A Gathering of Shadows (Shades of Magic #2) by V.E. Schwab 4.5/5

6tag_070917-204220It has been four months since a mysterious obsidian stone fell into Kell’s possession. Four months since his path crossed with Delilah Bard. Four months since Prince Rhy was wounded, and since the nefarious Dane twins of White London fell, and four months since the stone was cast with Holland’s dying body through the rift–back into Black London.

Now, restless after having given up his smuggling habit, Kell is visited by dreams of ominous magical events, waking only to think of Lila, who disappeared from the docks as she always meant to do. As Red London finalizes preparations for the Element Games–an extravagant international competition of magic meant to entertain and keep healthy the ties between neighboring countries–a certain pirate ship draws closer, carrying old friends back into port.

And while Red London is caught up in the pageantry and thrills of the Games, another London is coming back to life. After all, a shadow that was gone in the night will reappear in the morning. But the balance of magic is ever perilous, and for one city to flourish, another London must fall.

Review:

Book two surpassed book one and left me wanting more. Once again, Schwab’s world building and character development is spot on. Building on the foundations laid in book one, this book took us deeper into the life of the Antari, the royals, and the magic.

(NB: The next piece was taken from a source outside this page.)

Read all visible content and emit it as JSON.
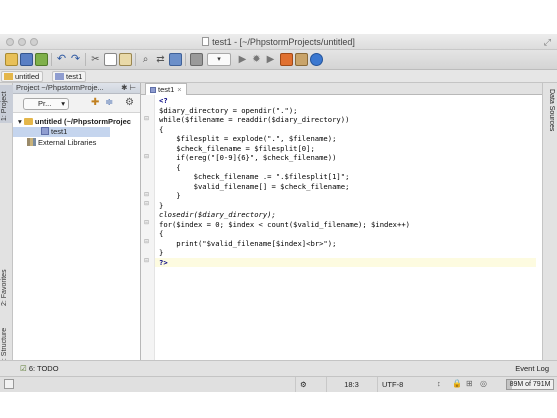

The relationships in this book are subtle yet solid, heartfelt yet not fluffy. The anticipation of Kell and Lila meeting again was almost too much for me. I was pretty happy with the outcome. *No spoilers*.

The Essen Tasch was brilliantly flamboyant. It made me think of the Triwizard Tournament and the Quidditch World Cup rolled into one. The performance, the fights, and the parties are effortlessly written and incredibly visual.

My only niggle was the slow pace at the beginning. I had the same issue with book one. However, when it picked up, it took off like a rocket and I didn’t want to put the book down.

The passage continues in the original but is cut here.